Ia menjelaskan bahwa anggaran yang tidak terserap secara optimal akan membuat target pembangunan bergerak lambat, padahal dana tersebut disiapkan untuk mempercepat pelayanan dan memenuhi kebutuhan masyarakat.

Karena itu, ia mendorong penerapan sistem reward and punishment yang lebih tegas.

OPD yang berkinerja baik harus diapresiasi, sementara yang masih lemah perlu dievaluasi secara menyeluruh,” tegasnya.

Salehuddin menambahkan, mekanisme tersebut bukan sekadar memberi sanksi, tetapi memastikan setiap rupiah yang dialokasikan benar-benar kembali kepada masyarakat melalui program yang memberikan dampak nyata.

Ia menilai ketepatan waktu, disiplin, dan keseriusan dalam penggunaan anggaran harus menjadi budaya kerja di seluruh perangkat daerah.

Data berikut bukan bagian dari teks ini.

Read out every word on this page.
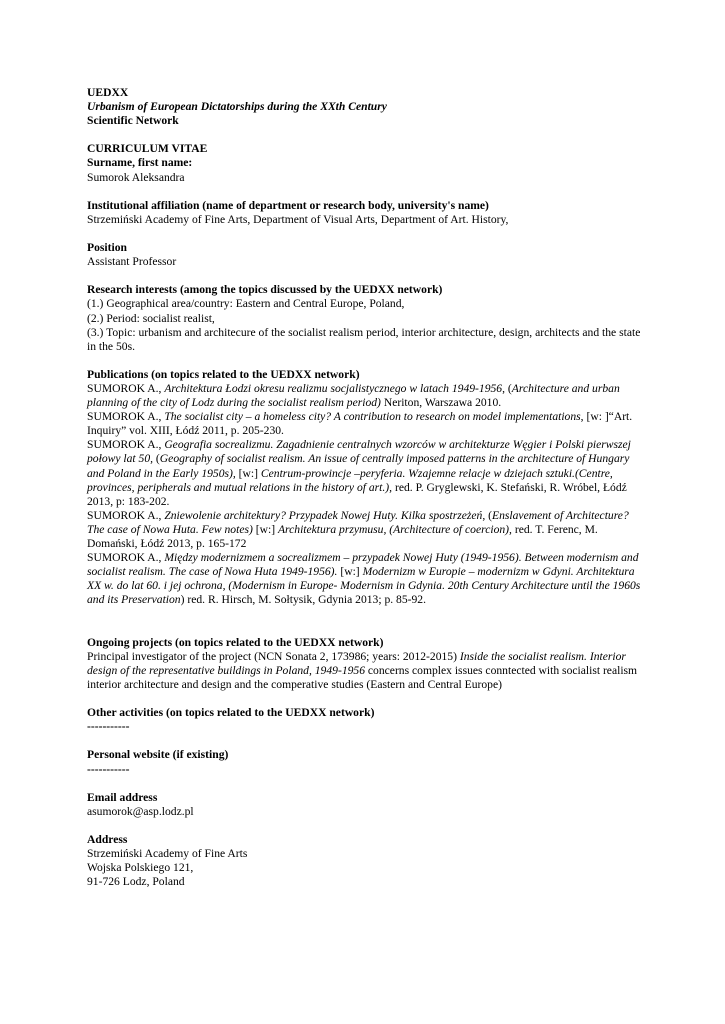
UEDXX

Urbanism of European Dictatorships during the XXth Century

Scientific Network

CURRICULUM VITAE

Surname, first name:

Sumorok Aleksandra

Institutional affiliation (name of department or research body, university's name)

Strzemiński Academy of Fine Arts, Department of Visual Arts, Department of Art. History,

Position

Assistant Professor

Research interests (among the topics discussed by the UEDXX network)

(1.) Geographical area/country: Eastern and Central Europe, Poland,

(2.) Period: socialist realist,

(3.) Topic: urbanism and architecure of the socialist realism period, interior architecture, design, architects and the state in the 50s.

Publications (on topics related to the UEDXX network)

SUMOROK A., Architektura Łodzi okresu realizmu socjalistycznego w latach 1949-1956, (Architecture and urban planning of the city of Lodz during the socialist realism period) Neriton, Warszawa 2010.

SUMOROK A., The socialist city – a homeless city? A contribution to research on model implementations, [w: ]“Art. Inquiry” vol. XIII, Łódź 2011, p. 205-230.

SUMOROK A., Geografia socrealizmu. Zagadnienie centralnych wzorców w architekturze Węgier i Polski pierwszej połowy lat 50, (Geography of socialist realism. An issue of centrally imposed patterns in the architecture of Hungary and Poland in the Early 1950s), [w:] Centrum-prowincje –peryferia. Wzajemne relacje w dziejach sztuki.(Centre, provinces, peripherals and mutual relations in the history of art.), red. P. Gryglewski, K. Stefański, R. Wróbel, Łódź 2013, p: 183-202.

SUMOROK A., Zniewolenie architektury? Przypadek Nowej Huty. Kilka spostrzeżeń, (Enslavement of Architecture? The case of Nowa Huta. Few notes) [w:] Architektura przymusu, (Architecture of coercion), red. T. Ferenc, M. Domański, Łódź 2013, p. 165-172

SUMOROK A., Między modernizmem a socrealizmem – przypadek Nowej Huty (1949-1956). Between modernism and socialist realism. The case of Nowa Huta 1949-1956). [w:] Modernizm w Europie – modernizm w Gdyni. Architektura XX w. do lat 60. i jej ochrona, (Modernism in Europe- Modernism in Gdynia. 20th Century Architecture until the 1960s and its Preservation) red. R. Hirsch, M. Sołtysik, Gdynia 2013; p. 85-92.

Ongoing projects (on topics related to the UEDXX network)

Principal investigator of the project (NCN Sonata 2, 173986; years: 2012-2015) Inside the socialist realism. Interior design of the representative buildings in Poland, 1949-1956 concerns complex issues conntected with socialist realism interior architecture and design and the comperative studies (Eastern and Central Europe)

Other activities (on topics related to the UEDXX network)

-----------

Personal website (if existing)

-----------

Email address

asumorok@asp.lodz.pl

Address

Strzemiński Academy of Fine Arts

Wojska Polskiego 121,

91-726 Lodz, Poland
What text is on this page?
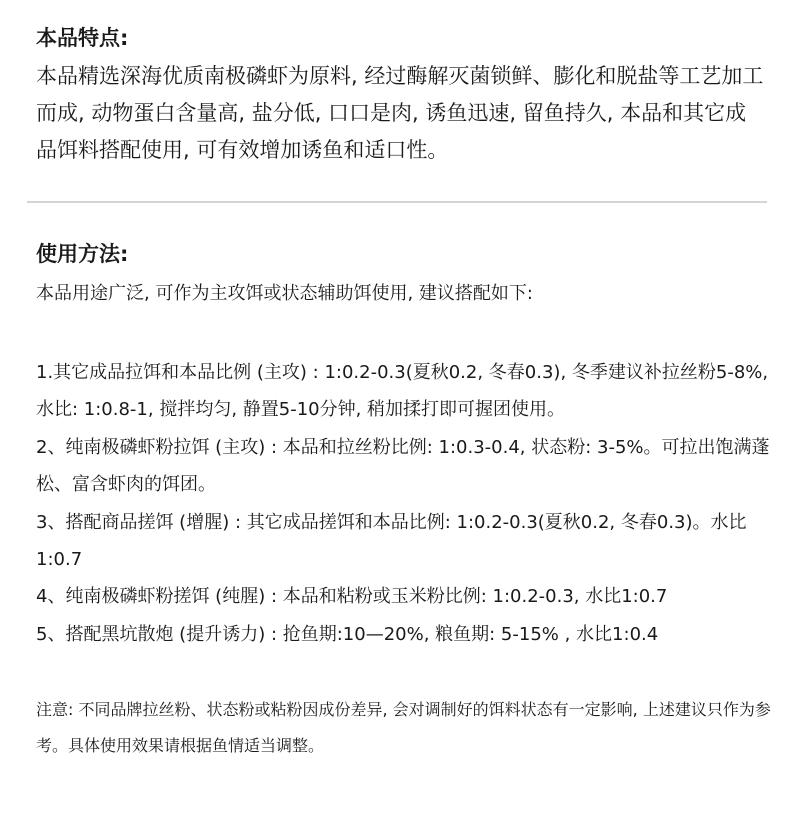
本品特点:

本品精选深海优质南极磷虾为原料, 经过酶解灭菌锁鲜、膨化和脱盐等工艺加工而成, 动物蛋白含量高, 盐分低, 口口是肉, 诱鱼迅速, 留鱼持久, 本品和其它成品饵料搭配使用, 可有效增加诱鱼和适口性。

使用方法:

本品用途广泛, 可作为主攻饵或状态辅助饵使用, 建议搭配如下:

1.其它成品拉饵和本品比例 (主攻) : 1:0.2-0.3(夏秋0.2, 冬春0.3), 冬季建议补拉丝粉5-8%, 水比: 1:0.8-1, 搅拌均匀, 静置5-10分钟, 稍加揉打即可握团使用。
2、纯南极磷虾粉拉饵 (主攻) : 本品和拉丝粉比例: 1:0.3-0.4, 状态粉: 3-5%。可拉出饱满蓬松、富含虾肉的饵团。
3、搭配商品搓饵 (增腥) : 其它成品搓饵和本品比例: 1:0.2-0.3(夏秋0.2, 冬春0.3)。水比1:0.7
4、纯南极磷虾粉搓饵 (纯腥) : 本品和粘粉或玉米粉比例: 1:0.2-0.3, 水比1:0.7
5、搭配黑坑散炮 (提升诱力) : 抢鱼期:10—20%, 粮鱼期: 5-15% , 水比1:0.4

注意: 不同品牌拉丝粉、状态粉或粘粉因成份差异, 会对调制好的饵料状态有一定影响, 上述建议只作为参考。具体使用效果请根据鱼情适当调整。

“Tidak boleh lagi ada anggaran besar yang tidak terserap. Setiap rupiah yang dikeluarkan harus terlihat hasilnya dalam bentuk pelayanan dan pembangunan yang langsung dirasakan masyarakat,” katanya.

DPRD Kaltim memastikan akan terus mengawal perkembangan realisasi anggaran hingga akhir tahun.

Pemerintah provinsi juga diminta memperketat arahan kepada OPD agar belanja daerah difokuskan pada program strategis, bukan kegiatan seremonial atau administrasi yang minim manfaat bagi publik.